Virgin Atlantic Airways Founder Urges Lower Taxes On Clean Fuels

Richard Branson arrives for the Limitless Premiere at the Regal Union Square Theater in New York on March 8, 2011.       UPI /Laura Cavanaugh

Virgin Atlantic Airways founder Sir Richard Branson says that airlines should pay less tax on fuel from clean sources, Bloomberg reported.

He is encouraging governments to remove taxes on airlines if they make efforts to use clean fuel and invest in biofuel companies.

“Governments need to make it clear that if it’s clean fuel it shouldn’t be taxed and if it’s dirty fuel it should be taxed and that seems to be the best way to speed things up,” he said in a phone interview with Bloomberg.

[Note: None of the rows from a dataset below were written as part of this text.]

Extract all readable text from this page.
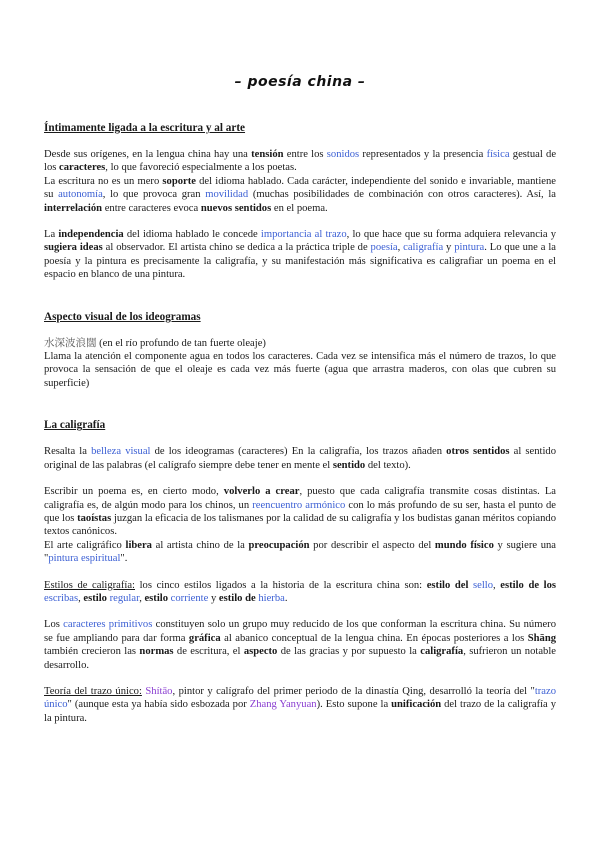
– poesía china –
Íntimamente ligada a la escritura y al arte

Desde sus orígenes, en la lengua china hay una tensión entre los sonidos representados y la presencia física gestual de los caracteres, lo que favoreció especialmente a los poetas.

La escritura no es un mero soporte del idioma hablado. Cada carácter, independiente del sonido e invariable, mantiene su autonomía, lo que provoca gran movilidad (muchas posibilidades de combinación con otros caracteres). Así, la interrelación entre caracteres evoca nuevos sentidos en el poema.

La independencia del idioma hablado le concede importancia al trazo, lo que hace que su forma adquiera relevancia y sugiera ideas al observador. El artista chino se dedica a la práctica triple de poesía, caligrafía y pintura. Lo que une a la poesía y la pintura es precisamente la caligrafía, y su manifestación más significativa es caligrafiar un poema en el espacio en blanco de una pintura.

Aspecto visual de los ideogramas

水深波浪闊 (en el río profundo de tan fuerte oleaje)

Llama la atención el componente agua en todos los caracteres. Cada vez se intensifica más el número de trazos, lo que provoca la sensación de que el oleaje es cada vez más fuerte (agua que arrastra maderos, con olas que cubren su superficie)

La caligrafía

Resalta la belleza visual de los ideogramas (caracteres) En la caligrafía, los trazos añaden otros sentidos al sentido original de las palabras (el calígrafo siempre debe tener en mente el sentido del texto).

Escribir un poema es, en cierto modo, volverlo a crear, puesto que cada caligrafía transmite cosas distintas. La caligrafía es, de algún modo para los chinos, un reencuentro armónico con lo más profundo de su ser, hasta el punto de que los taoístas juzgan la eficacia de los talismanes por la calidad de su caligrafía y los budistas ganan méritos copiando textos canónicos.

El arte caligráfico libera al artista chino de la preocupación por describir el aspecto del mundo físico y sugiere una "pintura espiritual".

Estilos de caligrafía: los cinco estilos ligados a la historia de la escritura china son: estilo del sello, estilo de los escribas, estilo regular, estilo corriente y estilo de hierba.

Los caracteres primitivos constituyen solo un grupo muy reducido de los que conforman la escritura china. Su número se fue ampliando para dar forma gráfica al abanico conceptual de la lengua china. En épocas posteriores a los Shāng también crecieron las normas de escritura, el aspecto de las gracias y por supuesto la caligrafía, sufrieron un notable desarrollo.

Teoría del trazo único: Shítāo, pintor y calígrafo del primer periodo de la dinastía Qing, desarrolló la teoría del "trazo único" (aunque esta ya había sido esbozada por Zhang Yanyuan). Esto supone la unificación del trazo de la caligrafía y la pintura.
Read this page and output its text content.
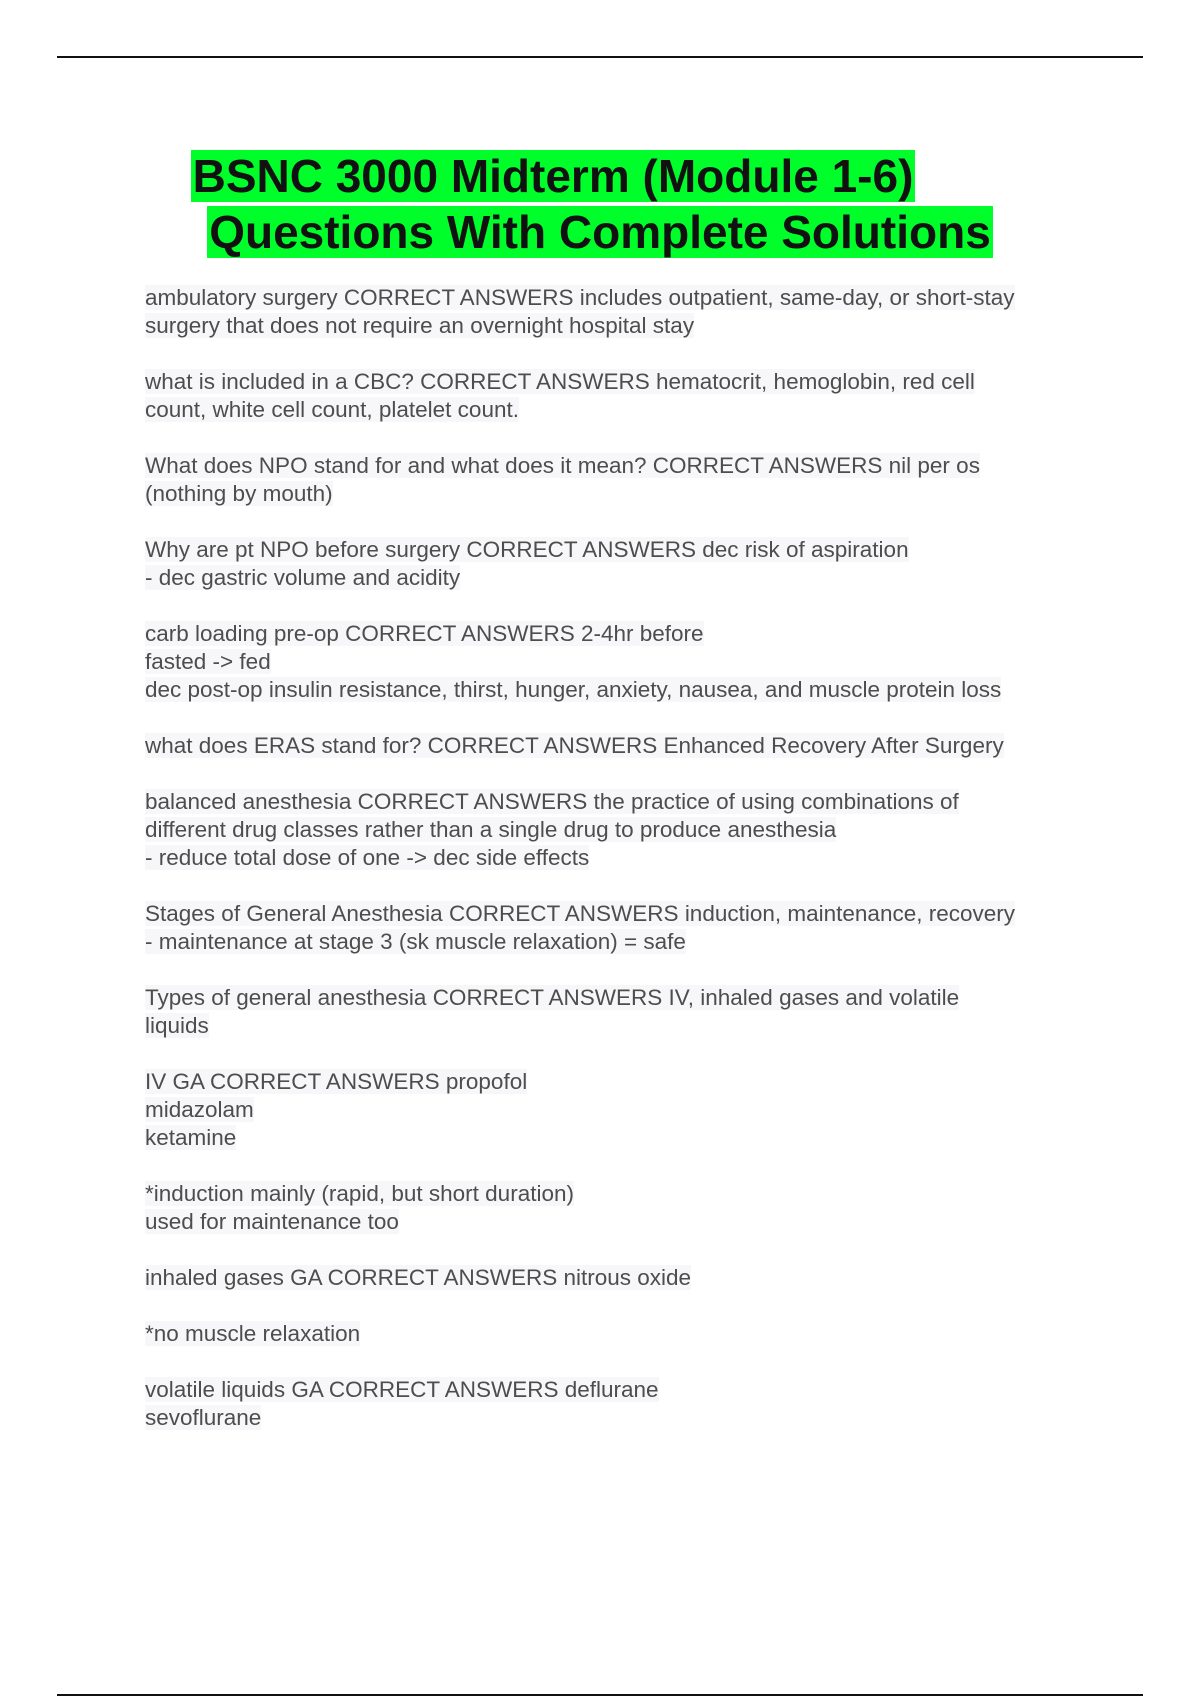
BSNC 3000 Midterm (Module 1-6)
Questions With Complete Solutions
ambulatory surgery CORRECT ANSWERS includes outpatient, same-day, or short-stay
surgery that does not require an overnight hospital stay
what is included in a CBC? CORRECT ANSWERS hematocrit, hemoglobin, red cell
count, white cell count, platelet count.
What does NPO stand for and what does it mean? CORRECT ANSWERS nil per os
(nothing by mouth)
Why are pt NPO before surgery CORRECT ANSWERS dec risk of aspiration
- dec gastric volume and acidity
carb loading pre-op CORRECT ANSWERS 2-4hr before
fasted -> fed
dec post-op insulin resistance, thirst, hunger, anxiety, nausea, and muscle protein loss
what does ERAS stand for? CORRECT ANSWERS Enhanced Recovery After Surgery
balanced anesthesia CORRECT ANSWERS the practice of using combinations of
different drug classes rather than a single drug to produce anesthesia
- reduce total dose of one -> dec side effects
Stages of General Anesthesia CORRECT ANSWERS induction, maintenance, recovery
- maintenance at stage 3 (sk muscle relaxation) = safe
Types of general anesthesia CORRECT ANSWERS IV, inhaled gases and volatile
liquids
IV GA CORRECT ANSWERS propofol
midazolam
ketamine
*induction mainly (rapid, but short duration)
used for maintenance too
inhaled gases GA CORRECT ANSWERS nitrous oxide
*no muscle relaxation
volatile liquids GA CORRECT ANSWERS deflurane
sevoflurane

Branson added that aviation could shift from being the dirtiest industry to the cleanest by 2020 and airlines like Virgin Atlantic have already experimented with other sources of fuel.

“Once the breakthrough takes place, getting to 50-100 per cent is not unrealistic,” he said to The Guardian. “Aviation fuel is 25-40 per cent of the running costs of airlines, so the industry is open to new fuels. Unlike cars, where there are millions of filling stations, there are only about 1,700 aviation stations in the world. So if you can get the right fuel, like mass-produced algae [or waste gases from industrial steel and aluminium plants] then...[it] is not so difficult.”

For instance, in 2008, the airline became the first to fuel a plane with coconut oil and babassu nuts mixed with kerosene.

Virgin Atlantic is working with LanzaTech NZ Ltd. to help roll out production of the fuel “as fast as possible.”